Abstract: Texturing 3D humans with semantic UV maps remains a challenge due to the difficulty of acquiring reasonably unfolded UV. Despite recent text-to-3D advancements in supervising multi-view renderings using large text-to-image (T2I) models, issues persist with generation speed, text consistency, and texture quality, resulting in data scarcity among existing datasets. We present TexDreamer, the first zero-shot multimodal high-fidelity 3D human texture generation model. Utilizing an efficient texture adaptation finetuning strategy, we adapt large T2I model to a semantic UV structure while preserving its original generalization capability. Leveraging a novel feature translator module, the trained model is capable of generating high-fidelity 3D human textures from either text or image within seconds.
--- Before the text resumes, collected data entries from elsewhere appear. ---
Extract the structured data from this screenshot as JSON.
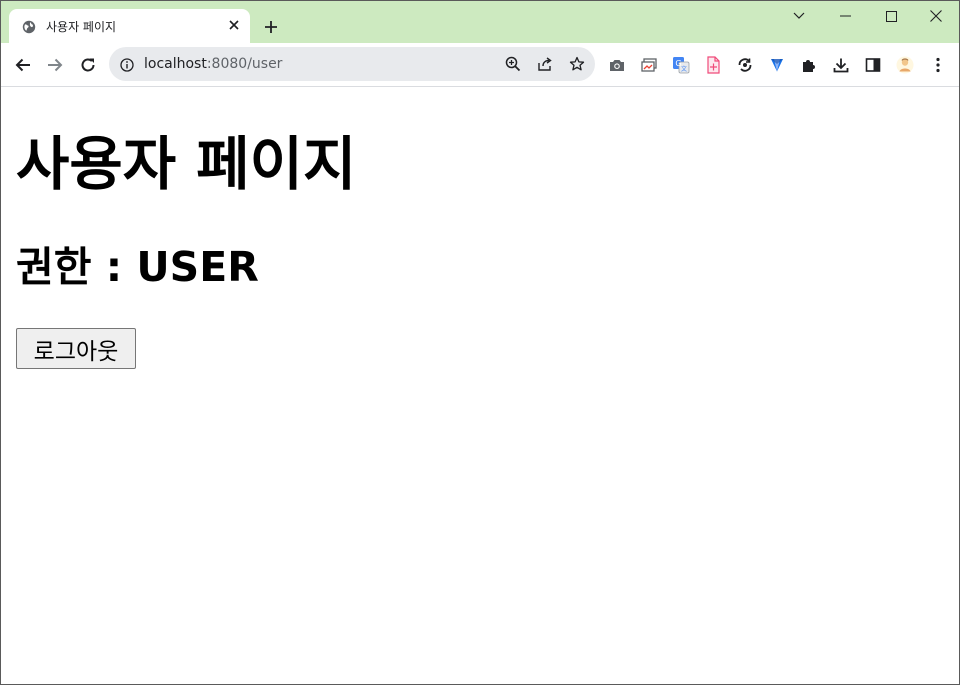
{
  "browser": {
    "tab": {
      "title": "사용자 페이지"
    },
    "address_bar": {
      "host": "localhost",
      "rest": ":8080/user"
    },
    "toolbar_icons": [
      "back-arrow-icon",
      "forward-arrow-icon",
      "reload-icon",
      "site-info-icon",
      "zoom-icon",
      "share-icon",
      "bookmark-star-icon"
    ],
    "extension_icons": [
      "camera-icon",
      "window-capture-icon",
      "google-translate-icon",
      "pdf-icon",
      "sync-icon",
      "arrow-down-gem-icon",
      "extensions-puzzle-icon",
      "download-icon",
      "side-panel-icon",
      "profile-avatar-icon",
      "more-menu-icon"
    ],
    "colors": {
      "tabstrip": "#cdeac0",
      "omnibox": "#e8eaed"
    }
  },
  "page": {
    "title": "사용자 페이지",
    "role_heading": "권한 : USER",
    "logout_button": "로그아웃"
  }
}
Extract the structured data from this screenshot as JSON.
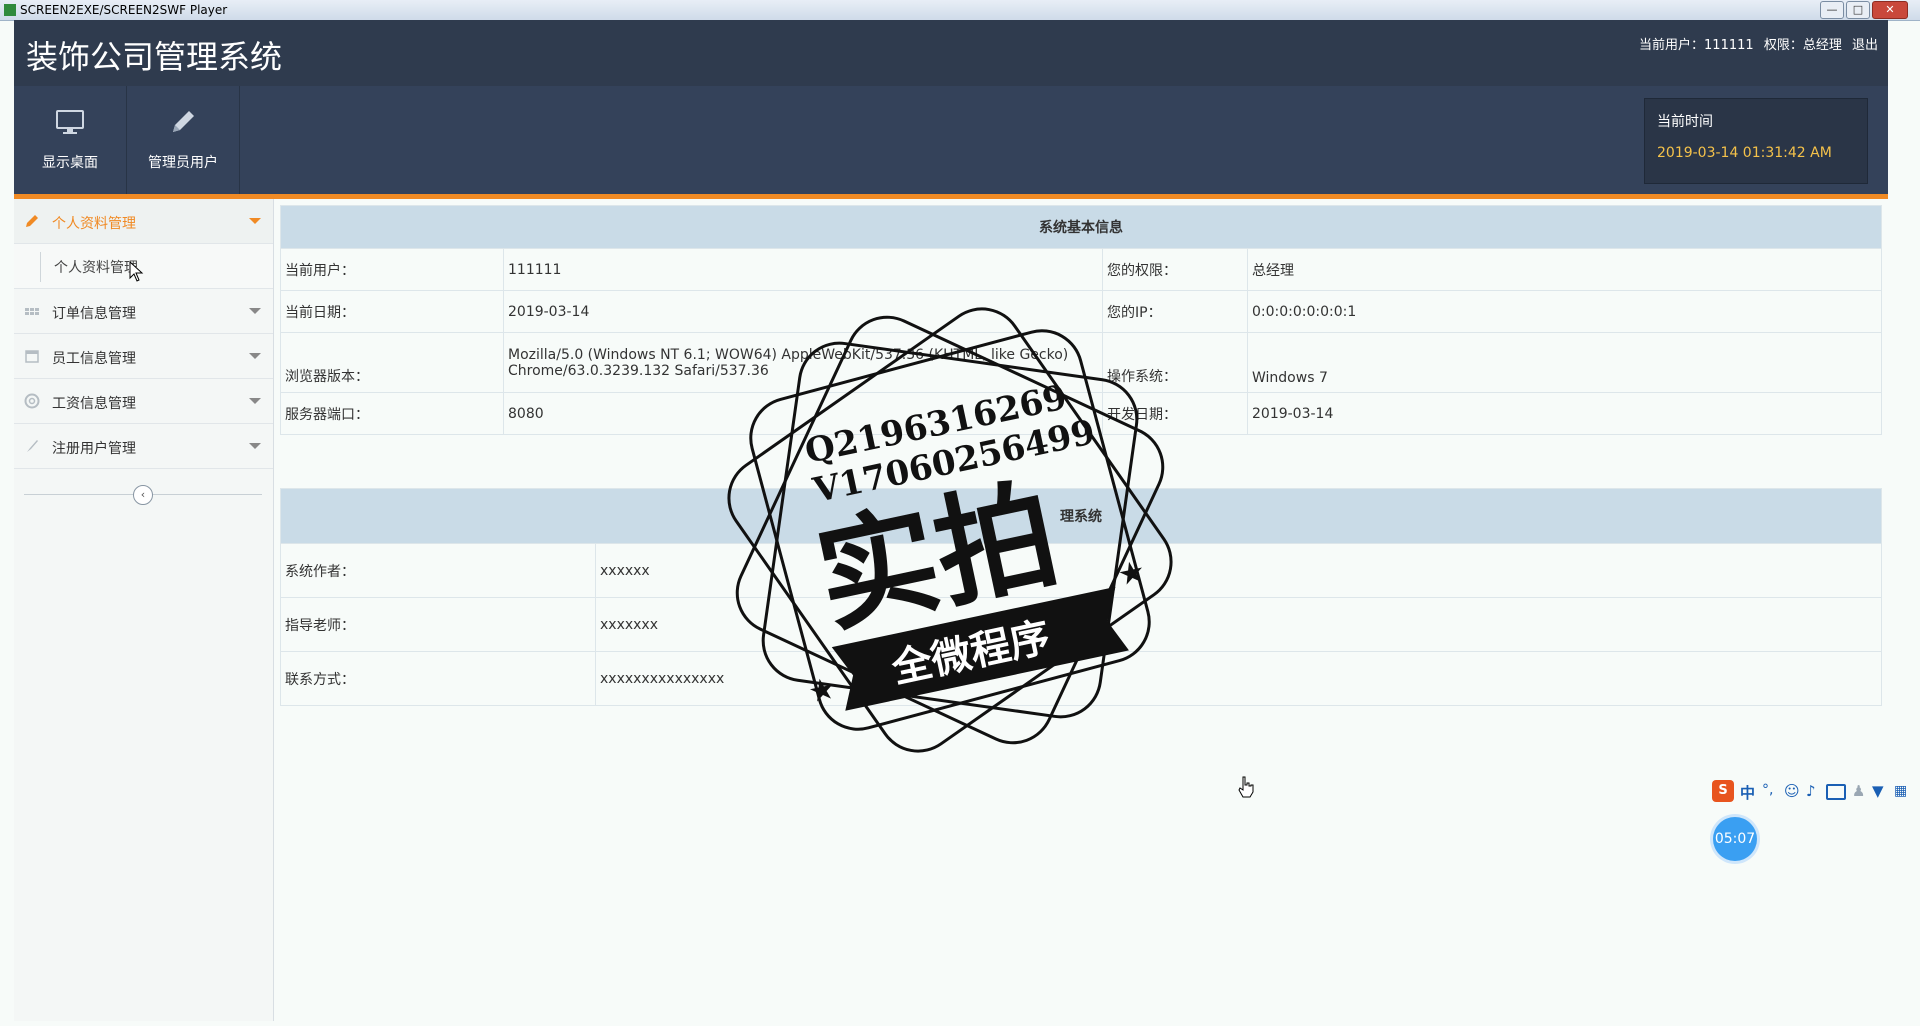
{
  "player": {
    "title": "SCREEN2EXE/SCREEN2SWF Player",
    "minimize": "—",
    "maximize": "□",
    "close": "✕"
  },
  "header": {
    "app_title": "装饰公司管理系统",
    "current_user_label": "当前用户：",
    "current_user": "111111",
    "role_label": "权限：",
    "role": "总经理",
    "logout": "退出"
  },
  "toolbar": {
    "buttons": [
      {
        "label": "显示桌面",
        "icon": "monitor-icon"
      },
      {
        "label": "管理员用户",
        "icon": "pencil-icon"
      }
    ],
    "time_caption": "当前时间",
    "time_value": "2019-03-14 01:31:42 AM"
  },
  "sidebar": {
    "items": [
      {
        "label": "个人资料管理",
        "icon": "pencil-icon",
        "active": true
      },
      {
        "label": "订单信息管理",
        "icon": "grid-icon"
      },
      {
        "label": "员工信息管理",
        "icon": "calendar-icon"
      },
      {
        "label": "工资信息管理",
        "icon": "lifebuoy-icon"
      },
      {
        "label": "注册用户管理",
        "icon": "brush-icon"
      }
    ],
    "sub_items": [
      {
        "label": "个人资料管理"
      }
    ],
    "collapse_icon": "chevron-left-icon"
  },
  "system_info": {
    "heading": "系统基本信息",
    "rows": [
      {
        "k1": "当前用户：",
        "v1": "111111",
        "k2": "您的权限：",
        "v2": "总经理"
      },
      {
        "k1": "当前日期：",
        "v1": "2019-03-14",
        "k2": "您的IP：",
        "v2": "0:0:0:0:0:0:0:1"
      },
      {
        "k1": "浏览器版本：",
        "v1a": "Mozilla/5.0 (Windows NT 6.1; WOW64) AppleWebKit/537.36 (KHTML, like Gecko)",
        "v1b": "Chrome/63.0.3239.132 Safari/537.36",
        "k2": "操作系统：",
        "v2": "Windows 7"
      },
      {
        "k1": "服务器端口：",
        "v1": "8080",
        "k2": "开发日期：",
        "v2": "2019-03-14"
      }
    ]
  },
  "system_dev": {
    "heading": "理系统",
    "rows": [
      {
        "k": "系统作者：",
        "v": "xxxxxx"
      },
      {
        "k": "指导老师：",
        "v": "xxxxxxx"
      },
      {
        "k": "联系方式：",
        "v": "xxxxxxxxxxxxxxx"
      }
    ]
  },
  "watermark": {
    "line1": "Q2196316269",
    "line2": "V17060256499",
    "big": "实拍",
    "banner": "全微程序"
  },
  "overlay": {
    "ime_label": "中",
    "timer": "05:07"
  },
  "colors": {
    "header": "#2f3b4e",
    "toolbar": "#34425a",
    "accent": "#f08a24",
    "time_value": "#f5c24a",
    "table_head": "#c9dbe7"
  }
}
Furthermore, we introduce ArTicuLated humAn textureS (ATLAS), the largest high-resolution (1024 X 1024) 3D human texture dataset which contains 50k high-fidelity textures with text descriptions.

• The paper introduces TexDreamer, a zero-shot method that uses feature translation and semantic UV maps to generate high-fidelity 3D human textures.
• It employs texture adaptation fine-tuning with the novel ATLAS dataset, achieving superior text-to-texture consistency and enhanced UV quality over prior methods.
• Empirical evaluations, including improved CLIP scores and user studies, underscore TexDreamer’s potential for creating realistic avatars in gaming, VR, and film.
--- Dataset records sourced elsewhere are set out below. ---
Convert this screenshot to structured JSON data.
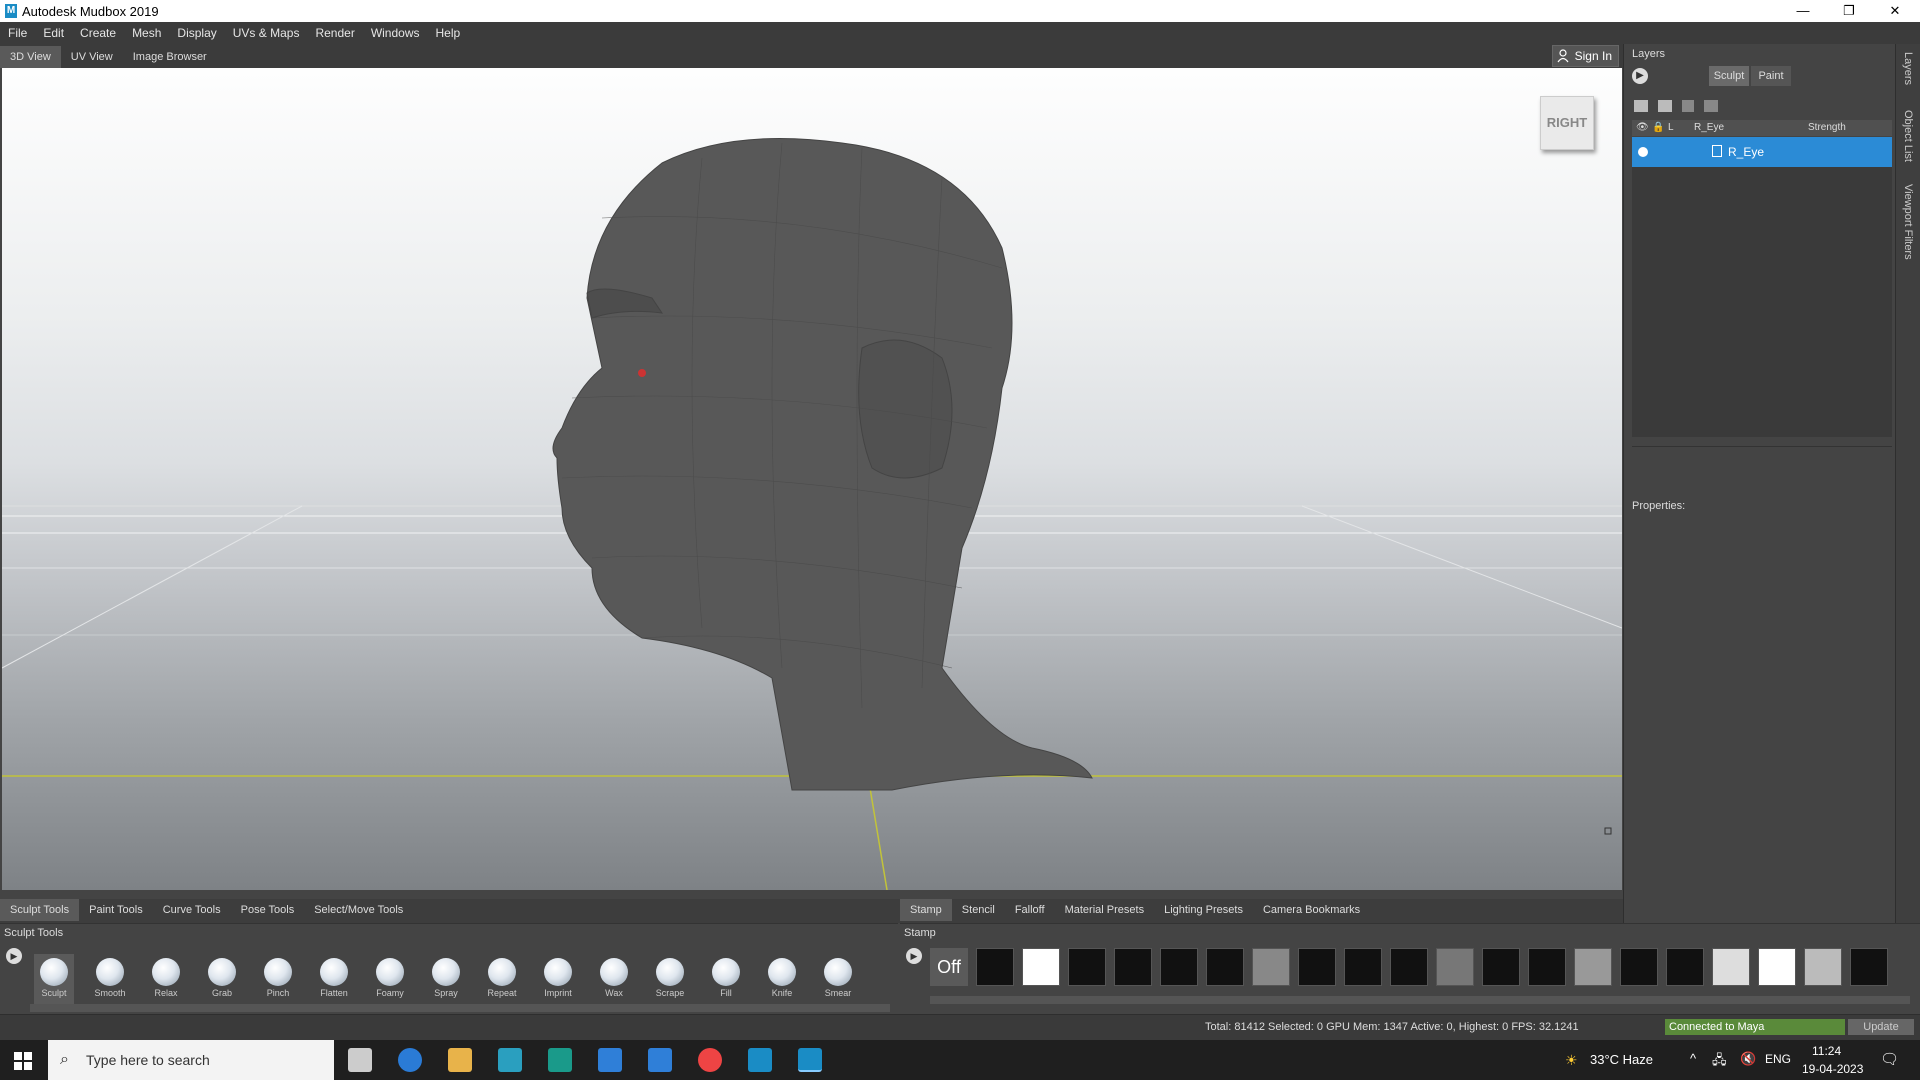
{
  "window": {
    "title": "Autodesk Mudbox 2019",
    "logo_letter": "M",
    "minimize": "—",
    "restore": "❐",
    "close": "✕"
  },
  "menu": [
    "File",
    "Edit",
    "Create",
    "Mesh",
    "Display",
    "UVs & Maps",
    "Render",
    "Windows",
    "Help"
  ],
  "view_tabs": [
    "3D View",
    "UV View",
    "Image Browser"
  ],
  "sign_in": "Sign In",
  "viewcube_label": "RIGHT",
  "layers": {
    "title": "Layers",
    "mode_sculpt": "Sculpt",
    "mode_paint": "Paint",
    "col_l": "L",
    "col_name": "R_Eye",
    "col_strength": "Strength",
    "row_name": "R_Eye",
    "properties": "Properties:"
  },
  "side_strip": [
    "Layers",
    "Object List",
    "Viewport Filters"
  ],
  "bottom_tabs_left": [
    "Sculpt Tools",
    "Paint Tools",
    "Curve Tools",
    "Pose Tools",
    "Select/Move Tools"
  ],
  "bottom_tabs_right": [
    "Stamp",
    "Stencil",
    "Falloff",
    "Material Presets",
    "Lighting Presets",
    "Camera Bookmarks"
  ],
  "sculpt_panel_title": "Sculpt Tools",
  "stamp_panel_title": "Stamp",
  "sculpt_tools": [
    "Sculpt",
    "Smooth",
    "Relax",
    "Grab",
    "Pinch",
    "Flatten",
    "Foamy",
    "Spray",
    "Repeat",
    "Imprint",
    "Wax",
    "Scrape",
    "Fill",
    "Knife",
    "Smear"
  ],
  "stamp_off": "Off",
  "status": {
    "text": "Total: 81412  Selected: 0 GPU Mem: 1347  Active: 0, Highest: 0  FPS: 32.1241",
    "connected": "Connected to Maya",
    "update": "Update"
  },
  "taskbar": {
    "search_placeholder": "Type here to search",
    "weather": "33°C  Haze",
    "lang": "ENG",
    "time": "11:24",
    "date": "19-04-2023"
  }
}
Evaluation of TexDreamer: A Model for High-Fidelity 3D Human Texture Generation

The paper introduces TexDreamer, an innovative method for zero-shot, high-fidelity 3D human texture generation that utilizes semantic UV maps. Acknowledging the challenges in texturing 3D humans, the authors propose a multimodal model capable of deriving textures from textual descriptions and images. This advancement is particularly significant given the existing issues with text-to-3D methods, which include constraints in texture quality and generation efficiency.

Technological Advancements and Methodology

TexDreamer builds upon the architecture of large text-to-image (T2I) models, adapting their capabilities for creating 3D textures. The process employs texture adaptation fine-tuning along with a feature translator module, which enables the translation of text or image inputs into high-fidelity textures. The model’s strength lies in its ability to seamlessly integrate semantic and positional information from input data, thereby producing coherent and high-quality 3D representations of human textures.
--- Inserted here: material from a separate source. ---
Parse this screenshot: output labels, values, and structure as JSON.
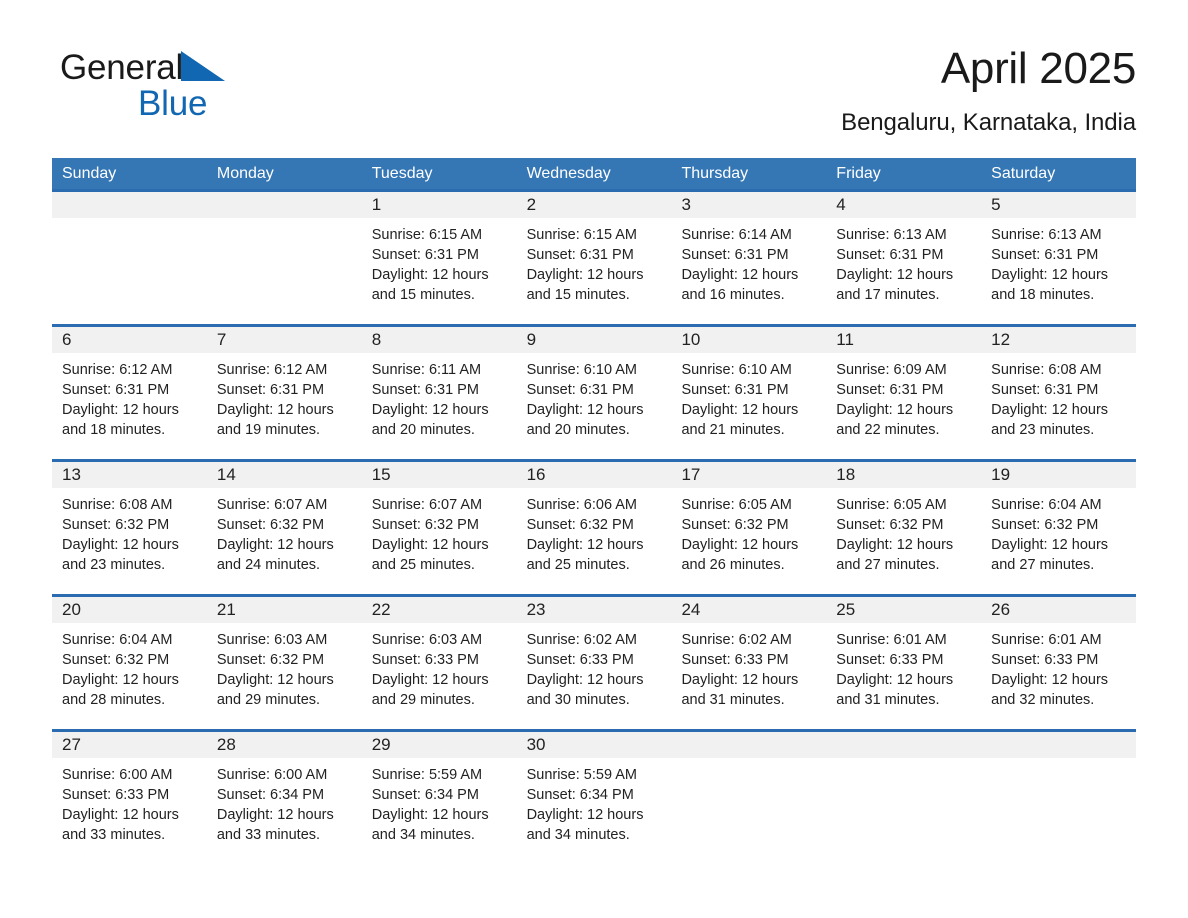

To support this research, the authors introduce the ATLAS dataset, which is the largest collection of 3D human textures paired with text descriptions to date. The ATLAS dataset contains high-resolution ($1,024 \times 1,024$) textures and augments training capabilities by providing comprehensive semantic mappings within the potential SMPL UV space. This dataset is crucial for training TexDreamer, especially given the scarcity of high-quality texture data for 3D human models.

Empirical Evaluation

The empirical results presented demonstrate that TexDreamer surpasses existing methodologies in terms of both text-to-texture consistency and UV quality. The authors perform extensive quantitative and qualitative analyses, revealing superior CLIP scores and demonstrating the model's efficiency relative to prior approaches such as AvatarClip and AvatarCraft, both of which are notable for their extended processing times and resource consumption. Furthermore, the authors conducted a user paper, which substantiated TexDreamer’s advantages in text consistency and image quality through human evaluation metrics.

Implications and Future Directions

The TexDreamer model signifies an important advancement in the field of computer graphics, particularly in the creation of realistic 3D human avatars for applications in film, gaming, and virtual reality. The inclusion of the feature translator module opens avenues for future exploration in enhancing text-to-3D rendering tasks across various domains, including but not limited to, gaming and virtual reality. Moreover, the introduction of the ATLAS dataset addresses existing data scarcity issues, offering valuable resources for further research and development.

Despite the model’s promising achievements, the authors acknowledge several limitations. The potential for misalignment when generating realistic human textures from actual images suggests a need for further improvements in image-to-UV techniques. Furthermore, the paper highlights ethical considerations, particularly the potential misuse of technology resulting in unauthorized digital replicas of real individuals.

Conclusion

TexDreamer stands as a robust contribution to zero-shot high-fidelity 3D texture generation, coupling advanced model adaptation techniques with a novel data resource. Its dual capability to generate textures from both text and image input is poised to significantly impact the production of realistic 3D human models. Future research should focus on enhancing generalization capabilities and addressing ethical challenges, thereby harnessing the full potential of TexDreamer in commercial and creative applications.